Security camera footage showed a sudden blast of water dousing people on a walkway at the pier, as bystanders ran for safety.

General Prayuth said the suspect in the first bombing was believed to be from an “anti-government group based in Thailand’s north-east” — the heartland of the kingdom’s anti-coup Red Shirt movement.

General Prayuth, who is also the Thai prime minister, said the bombing, at a religious shrine popular with tourists, was the country’s “worst ever attack”.

Eleven of the 22 victims in the bombing were from countries including China, Hong Kong Singapore and Malaysia, but no Australians were reportedly among the dead.

Prime Minister Tony Abbott has urged Australians to continue travelling to Thailand, despite Monday night’s bombing.

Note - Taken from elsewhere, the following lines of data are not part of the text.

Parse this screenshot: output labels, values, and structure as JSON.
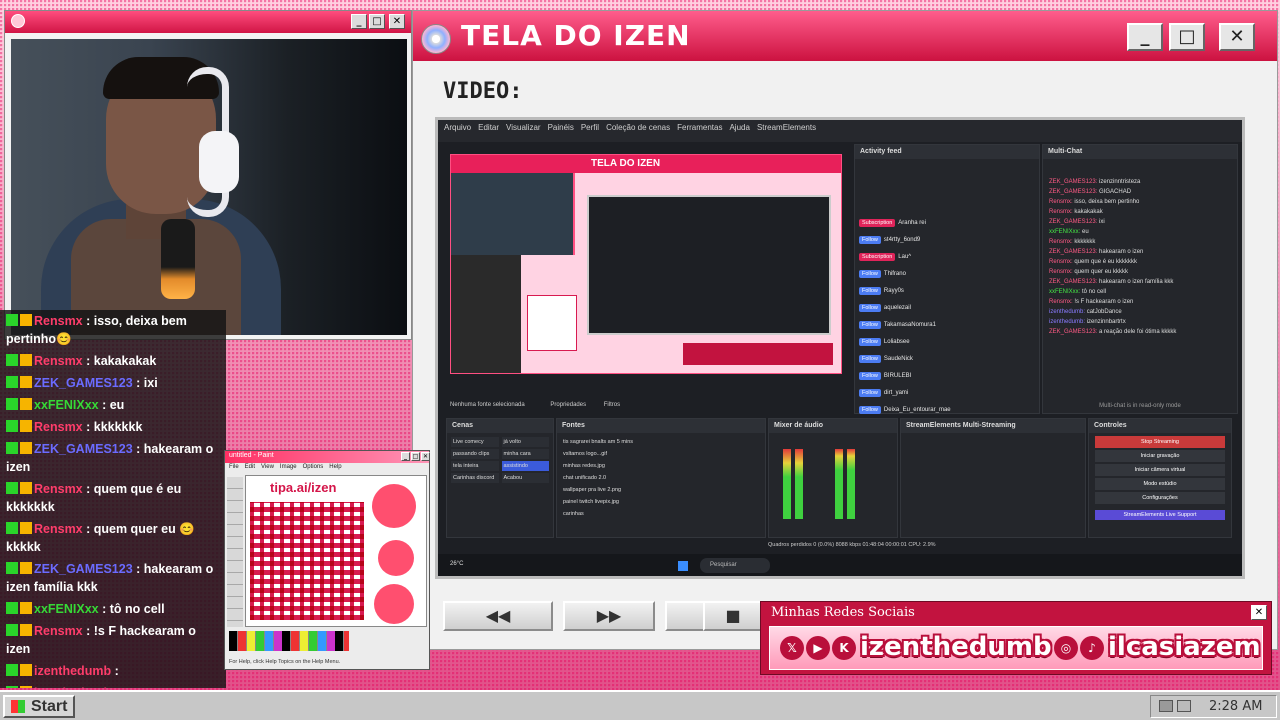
{
  "main_window": {
    "title": "TELA DO IZEN",
    "video_label": "VIDEO:"
  },
  "obs": {
    "menu": [
      "Arquivo",
      "Editar",
      "Visualizar",
      "Painéis",
      "Perfil",
      "Coleção de cenas",
      "Ferramentas",
      "Ajuda",
      "StreamElements"
    ],
    "preview_title": "TELA DO IZEN",
    "activity_feed_title": "Activity feed",
    "activity": [
      {
        "tag": "Subscription",
        "name": "Aranha rei"
      },
      {
        "tag": "Follow",
        "name": "st4rtty_6ond9"
      },
      {
        "tag": "Subscription",
        "name": "Lau^"
      },
      {
        "tag": "Follow",
        "name": "Thifrano"
      },
      {
        "tag": "Follow",
        "name": "Rayy0s"
      },
      {
        "tag": "Follow",
        "name": "aquelezail"
      },
      {
        "tag": "Follow",
        "name": "TakamasaNomura1"
      },
      {
        "tag": "Follow",
        "name": "Loliabsee"
      },
      {
        "tag": "Follow",
        "name": "SaudeNick"
      },
      {
        "tag": "Follow",
        "name": "BIRULEBI"
      },
      {
        "tag": "Follow",
        "name": "dirt_yami"
      },
      {
        "tag": "Follow",
        "name": "Deixa_Eu_entourar_mae"
      }
    ],
    "multichat_title": "Multi-Chat",
    "multichat": [
      {
        "user": "ZEK_GAMES123",
        "msg": "izenzinntristeza"
      },
      {
        "user": "ZEK_GAMES123",
        "msg": "GIGACHAD"
      },
      {
        "user": "Rensmx",
        "msg": "isso, deixa bem pertinho"
      },
      {
        "user": "Rensmx",
        "msg": "kakakakak"
      },
      {
        "user": "ZEK_GAMES123",
        "msg": "ixi"
      },
      {
        "user": "xxFENIXxx",
        "msg": "eu"
      },
      {
        "user": "Rensmx",
        "msg": "kkkkkkk"
      },
      {
        "user": "ZEK_GAMES123",
        "msg": "hakearam o izen"
      },
      {
        "user": "Rensmx",
        "msg": "quem que é eu kkkkkkk"
      },
      {
        "user": "Rensmx",
        "msg": "quem quer eu kkkkk"
      },
      {
        "user": "ZEK_GAMES123",
        "msg": "hakearam o izen família kkk"
      },
      {
        "user": "xxFENIXxx",
        "msg": "tô no cell"
      },
      {
        "user": "Rensmx",
        "msg": "!s F hackearam o izen"
      },
      {
        "user": "izenthedumb",
        "msg": "catJobDance"
      },
      {
        "user": "izenthedumb",
        "msg": "izenzinnbartrtx"
      },
      {
        "user": "ZEK_GAMES123",
        "msg": "a reação dele foi ótima kkkkk"
      }
    ],
    "multichat_footer": "Multi-chat is in read-only mode",
    "scenes_title": "Cenas",
    "scenes": [
      "Live comecy",
      "já volto",
      "passando clips",
      "minha cara",
      "tela inteira",
      "assistindo",
      "Carinhas discord",
      "Acabou"
    ],
    "sources_title": "Fontes",
    "sources": [
      "tis sagrarei bnalts am 5 mins",
      "vsltamos logo...gif",
      "minhas redes.jpg",
      "chat unificado 2.0",
      "wallpaper pra live 2.png",
      "painel twitch livepix.jpg",
      "carinhas"
    ],
    "mixer_title": "Mixer de áudio",
    "multistream_title": "StreamElements Multi-Streaming",
    "controls_title": "Controles",
    "controls": [
      "Stop Streaming",
      "Iniciar gravação",
      "Iniciar câmera virtual",
      "Modo estúdio",
      "Configurações"
    ],
    "se_live_support": "StreamElements Live Support",
    "status": "Quadros perdidos 0 (0.0%)   8088 kbps   01:48:04   00:00:01   CPU: 2.9%",
    "search": "Pesquisar",
    "weather": "26°C",
    "no_source": "Nenhuma fonte selecionada",
    "properties": "Propriedades",
    "filters": "Filtros"
  },
  "chat": [
    {
      "user": "Rensmx",
      "msg": "isso, deixa bem pertinho😊",
      "color": "red"
    },
    {
      "user": "Rensmx",
      "msg": "kakakakak",
      "color": "red"
    },
    {
      "user": "ZEK_GAMES123",
      "msg": "ixi",
      "color": "alt"
    },
    {
      "user": "xxFENIXxx",
      "msg": "eu",
      "color": "green"
    },
    {
      "user": "Rensmx",
      "msg": "kkkkkkk",
      "color": "red"
    },
    {
      "user": "ZEK_GAMES123",
      "msg": "hakearam o izen",
      "color": "alt"
    },
    {
      "user": "Rensmx",
      "msg": "quem que é eu kkkkkkk",
      "color": "red"
    },
    {
      "user": "Rensmx",
      "msg": "quem quer eu 😊 kkkkk",
      "color": "red"
    },
    {
      "user": "ZEK_GAMES123",
      "msg": "hakearam o izen família kkk",
      "color": "alt"
    },
    {
      "user": "xxFENIXxx",
      "msg": "tô no cell",
      "color": "green"
    },
    {
      "user": "Rensmx",
      "msg": "!s F hackearam o izen",
      "color": "red"
    },
    {
      "user": "izenthedumb",
      "msg": "",
      "color": "red"
    },
    {
      "user": "izenthedumb",
      "msg": "",
      "color": "red"
    },
    {
      "user": "ZEK_GAMES123",
      "msg": "a reação dele foi ótima kkkkk",
      "color": "alt"
    }
  ],
  "paint": {
    "title": "untitled - Paint",
    "menu": [
      "File",
      "Edit",
      "View",
      "Image",
      "Options",
      "Help"
    ],
    "url": "tipa.ai/izen",
    "status": "For Help, click Help Topics on the Help Menu."
  },
  "social": {
    "title": "Minhas Redes Sociais",
    "handle_1": "izenthedumb",
    "handle_2": "ilcasiazem"
  },
  "taskbar": {
    "start": "Start",
    "time": "2:28 AM"
  },
  "colors": {
    "accent": "#e0245a",
    "accent_dark": "#b90f3b",
    "taskbar": "#c7c7c7"
  }
}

“Attacks such as this only strengthen the resolve of the Government and the people of Australia … and the Parliament of Australia, to do whatever we can to counter extremism and combat terrorism,” Mr Abbott said.

Mr Abbott says Australia has offered Thailand assistance.

Red Shirts bringing Bangkok’s clashes to the tourists?

Since 2006, Bangkok has witnessed repeated rounds of deadly political violence, flanked by two coups.

Until Monday though, foreigners had rarely been caught up in the bloodshed.

The most recent coup in 2014 toppled the elected government of Yingluck Shinawatra after months of disruptive street protests.

Thailand is also fighting a decade-long insurgency in its southernmost Muslim-majority provinces that border Malaysia, which has seen more than 6,400 people killed, mostly civilians.

General Prayuth’s comments suggest the investigation is shifting towards anti-government groups loyal to the ousted Shinawatra family, rather than the southern Muslim militants.

The Red Shirts are a grassroots network of the rural and urban poor, particularly from the country’s north-east, that support Yingluck and her ousted prime minister brother Thaksin Shinawatra.

Authorities have blamed them for a string of small explosions in Bangkok earlier this year, a charge their leadership has strongly denied.

They were also initially blamed by authorities for a car bomb on the resort island of Koh Samui earlier this year, but police were later forced to backtrack and subsequently blamed insurgents for that attack.

While hardcore Red Shirts have been known to launch attacks on security forces or government buildings, they have never before carried out a mass casualty bombing.

Thailand’s Islamist insurgents are also not know to target foreigners and have also largely kept their violent attacks to the three Muslim-majority provinces in the country’s south.